Signed-off-by: Igor Stoppa <igor.stoppa@xxxxxxxxxx>
Documentation/core-api/pmalloc.txt | 104 +++++++++++++++++++++++++++++++++++++
1 file changed, 104 insertions(+)
create mode 100644 Documentation/core-api/pmalloc.txt
diff --git a/Documentation/core-api/pmalloc.txt b/Documentation/core-api/pmalloc.txt
new file mode 100644
@@ -0,0 +1,104 @@
+Protectable memory allocator
+When trying to perform an attack toward a system, the attacker typically
+wants to alter the execution flow, in a way that allows actions which
+would otherwise be forbidden.
+In recent years there has been lots of effort in preventing the execution
+of arbitrary code, so the attacker is progressively pushed to look for
+If code changes are either detected or even prevented, what is left is to
+alter kernel data.
+As countermeasure, constant data is collected in a section which is then
+marked as readonly.
+To expand on this, also statically allocated variables which are tagged
+as __ro_after_init will receive a similar treatment.
+The difference from constant data is that such variables can be still
+altered freely during the kernel init phase.
+However, such solution does not address those variables which could be
+treated essentially as read-only, but whose size is not known at compile
+time or cannot be fully initialized during the init phase.
+pmalloc builds on top of genalloc, using the same concept of memory pools
+A pool is a handle to a group of chunks of memory of various sizes.
+When created, a pool is empty.

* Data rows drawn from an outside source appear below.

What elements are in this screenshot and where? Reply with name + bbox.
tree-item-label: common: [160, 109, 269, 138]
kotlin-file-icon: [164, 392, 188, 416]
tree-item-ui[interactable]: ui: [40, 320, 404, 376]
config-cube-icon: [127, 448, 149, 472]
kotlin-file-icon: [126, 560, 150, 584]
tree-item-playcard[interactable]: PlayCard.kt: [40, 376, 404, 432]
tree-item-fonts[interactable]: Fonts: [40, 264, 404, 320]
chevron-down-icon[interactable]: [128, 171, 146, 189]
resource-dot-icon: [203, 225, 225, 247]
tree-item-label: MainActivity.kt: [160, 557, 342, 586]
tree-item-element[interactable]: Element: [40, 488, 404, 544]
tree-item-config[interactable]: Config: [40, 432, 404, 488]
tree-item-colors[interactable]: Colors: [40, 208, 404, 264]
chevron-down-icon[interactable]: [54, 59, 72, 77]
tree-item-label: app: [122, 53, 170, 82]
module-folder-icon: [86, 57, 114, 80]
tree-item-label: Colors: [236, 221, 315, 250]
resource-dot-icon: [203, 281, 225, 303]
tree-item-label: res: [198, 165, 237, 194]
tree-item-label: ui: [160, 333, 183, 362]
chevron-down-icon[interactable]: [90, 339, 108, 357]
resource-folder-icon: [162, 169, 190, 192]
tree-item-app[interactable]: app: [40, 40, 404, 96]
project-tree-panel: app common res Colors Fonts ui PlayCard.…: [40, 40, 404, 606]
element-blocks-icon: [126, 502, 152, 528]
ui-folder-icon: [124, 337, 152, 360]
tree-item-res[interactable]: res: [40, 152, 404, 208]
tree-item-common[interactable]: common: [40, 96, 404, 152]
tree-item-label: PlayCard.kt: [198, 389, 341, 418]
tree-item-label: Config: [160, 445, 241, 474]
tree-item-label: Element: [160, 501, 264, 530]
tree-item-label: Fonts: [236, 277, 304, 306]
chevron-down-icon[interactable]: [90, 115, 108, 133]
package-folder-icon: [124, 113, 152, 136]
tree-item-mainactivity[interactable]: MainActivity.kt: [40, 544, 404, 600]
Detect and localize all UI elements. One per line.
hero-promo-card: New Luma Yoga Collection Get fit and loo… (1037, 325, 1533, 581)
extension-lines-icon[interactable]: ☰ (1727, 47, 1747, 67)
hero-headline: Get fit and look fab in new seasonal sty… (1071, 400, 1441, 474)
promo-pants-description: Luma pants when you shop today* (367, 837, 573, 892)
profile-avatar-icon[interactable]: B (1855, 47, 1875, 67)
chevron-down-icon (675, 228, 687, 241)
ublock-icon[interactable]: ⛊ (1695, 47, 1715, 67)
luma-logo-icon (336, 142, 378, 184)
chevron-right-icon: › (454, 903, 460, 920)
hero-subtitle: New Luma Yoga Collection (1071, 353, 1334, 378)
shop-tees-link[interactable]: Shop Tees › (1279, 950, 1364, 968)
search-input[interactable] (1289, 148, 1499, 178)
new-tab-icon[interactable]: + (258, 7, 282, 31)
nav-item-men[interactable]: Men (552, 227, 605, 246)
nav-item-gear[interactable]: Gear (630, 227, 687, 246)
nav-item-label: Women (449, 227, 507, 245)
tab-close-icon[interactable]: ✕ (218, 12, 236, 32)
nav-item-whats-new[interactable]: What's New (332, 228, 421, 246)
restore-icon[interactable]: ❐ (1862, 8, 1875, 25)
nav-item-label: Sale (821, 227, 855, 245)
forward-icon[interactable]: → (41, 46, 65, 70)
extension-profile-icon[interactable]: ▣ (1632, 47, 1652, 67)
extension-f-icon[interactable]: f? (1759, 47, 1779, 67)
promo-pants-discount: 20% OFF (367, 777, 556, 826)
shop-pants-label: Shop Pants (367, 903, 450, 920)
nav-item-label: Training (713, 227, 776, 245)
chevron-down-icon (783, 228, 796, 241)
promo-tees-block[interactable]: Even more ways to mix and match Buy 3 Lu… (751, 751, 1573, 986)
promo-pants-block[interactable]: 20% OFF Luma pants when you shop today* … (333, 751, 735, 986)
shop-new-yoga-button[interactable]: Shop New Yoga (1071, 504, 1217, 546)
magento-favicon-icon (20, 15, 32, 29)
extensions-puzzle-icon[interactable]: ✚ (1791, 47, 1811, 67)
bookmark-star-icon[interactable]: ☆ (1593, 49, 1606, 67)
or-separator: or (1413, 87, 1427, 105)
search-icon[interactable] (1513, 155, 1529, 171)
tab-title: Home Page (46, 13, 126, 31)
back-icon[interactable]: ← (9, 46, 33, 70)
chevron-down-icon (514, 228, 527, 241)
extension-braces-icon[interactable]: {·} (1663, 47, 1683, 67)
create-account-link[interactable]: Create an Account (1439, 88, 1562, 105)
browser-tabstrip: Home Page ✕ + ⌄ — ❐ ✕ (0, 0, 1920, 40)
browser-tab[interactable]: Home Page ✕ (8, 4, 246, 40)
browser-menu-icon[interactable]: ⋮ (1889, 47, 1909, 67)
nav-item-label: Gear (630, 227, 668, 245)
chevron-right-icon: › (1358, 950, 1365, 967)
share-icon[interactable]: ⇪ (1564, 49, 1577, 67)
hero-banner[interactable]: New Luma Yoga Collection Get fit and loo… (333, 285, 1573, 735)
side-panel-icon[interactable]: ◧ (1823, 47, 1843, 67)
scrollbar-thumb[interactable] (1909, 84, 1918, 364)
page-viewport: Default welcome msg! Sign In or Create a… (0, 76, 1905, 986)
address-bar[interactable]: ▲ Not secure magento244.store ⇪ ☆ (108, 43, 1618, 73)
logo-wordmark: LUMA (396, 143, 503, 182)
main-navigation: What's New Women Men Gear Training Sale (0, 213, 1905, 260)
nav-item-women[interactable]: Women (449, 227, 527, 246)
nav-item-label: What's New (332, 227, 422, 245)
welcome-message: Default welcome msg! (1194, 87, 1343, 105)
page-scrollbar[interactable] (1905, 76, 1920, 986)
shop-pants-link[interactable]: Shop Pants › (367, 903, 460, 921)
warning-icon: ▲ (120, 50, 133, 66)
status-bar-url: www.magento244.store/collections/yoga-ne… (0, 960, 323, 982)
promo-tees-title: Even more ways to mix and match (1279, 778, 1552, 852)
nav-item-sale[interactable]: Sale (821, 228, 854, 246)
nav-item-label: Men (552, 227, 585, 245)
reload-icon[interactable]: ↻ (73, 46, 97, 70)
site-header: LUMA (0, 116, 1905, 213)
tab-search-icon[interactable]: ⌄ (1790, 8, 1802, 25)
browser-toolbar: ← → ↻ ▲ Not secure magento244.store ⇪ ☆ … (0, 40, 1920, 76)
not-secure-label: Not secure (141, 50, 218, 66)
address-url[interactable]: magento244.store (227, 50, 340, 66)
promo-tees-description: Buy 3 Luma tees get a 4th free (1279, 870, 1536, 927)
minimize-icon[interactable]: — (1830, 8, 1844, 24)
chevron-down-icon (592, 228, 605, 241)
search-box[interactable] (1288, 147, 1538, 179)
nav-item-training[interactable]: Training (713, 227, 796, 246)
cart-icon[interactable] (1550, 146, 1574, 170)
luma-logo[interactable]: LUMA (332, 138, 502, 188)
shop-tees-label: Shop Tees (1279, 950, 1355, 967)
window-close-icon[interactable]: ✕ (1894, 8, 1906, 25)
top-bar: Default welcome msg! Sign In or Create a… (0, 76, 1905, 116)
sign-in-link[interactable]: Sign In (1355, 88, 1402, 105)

It will be populated by allocating chunks
+of memory, either when the first memory allocation request is received, or
+when a pre-allocation is performed.
+Either way, one or more memory pages will be obtaiend from vmalloc and
+registered in the pool as chunk. Subsequent requests will be satisfied by
+either using any available free space from the current chunks, or by
+allocating more vmalloc pages, should the current free space not suffice.
+This is the key point of pmalloc: it groups data that must be protected
+into a set of pages. The protection is performed through the mmu, which
+is a prerequisite and has a minimum granularity of one page.
+If the relevant variables were not grouped, there would be a problem of
+allowing writes to other variables that might happen to share the same
+page, but require further alterations over time.
+A pool is a group of pages that are write protected at the same time.
+Ideally, they have some high level correlation (ex: they belong to the
+same module), which justifies write protecting them all together.
+To keep it to a minimum, locking is left to the user of the API, in
+those cases where it's not strictly needed.
+Ideally, no further locking is required, since each module can have own
+pool (or pools), which should, for example, avoid the need for cross
+module or cross thread synchronization about write protecting a pool.
+The overhead of creating an additional pool is minimal: a handful of bytes
+from kmalloc space for the metadata and then what is left unused from the
+page(s) registered as chunks.
+Compared to plain use of vmalloc, genalloc has the advantage of tightly
+packing the allocations, reducing the number of pages used and therefore
+the pressure on the TLB. The slight overhead in execution time of the
+allocation should be mostly irrelevant, because pmalloc memory is not
+meant to be allocated/freed in tight loops. Rather it ought to be taken
+in use, initialized and write protected. Possibly destroyed.
+Considering that not much data is supposed to be dynamically allocated
+and then marked as read-only, it shouldn't be an issue that the address
+range for pmalloc is limited, on 32-bit systemd.
+Regarding SMP systems, the allocations are expected to happen mostly
+during an initial transient, after which there should be no more need to
+perform cross-processor synchronizations of page tables.
+The typical sequence, when using pmalloc, is:
+1. create a pool
+2. [optional] pre-allocate some memory in the pool
+3. issue one or more allocation requests to the pool
+4. initialize the memory obtained
+ - iterate over points 3 & 4 as needed -
+5. write protect the pool
+6. use in read-only mode the handlers obtained throguh the allocations
+7. [optional] destroy the pool
+In a scenario where, for example due to some error, part or all of the
+allocations performed at point 3 must be reverted, it is possible to free
+them, as long as point 5 has not been executed, and the pool is still
+modifiable. Such freed memory can be re-used.
+Performing a free operation on a write-protected pool will, instead,
+simply release the corresponding memory from the accounting, but it will
+be still impossible to alter its content.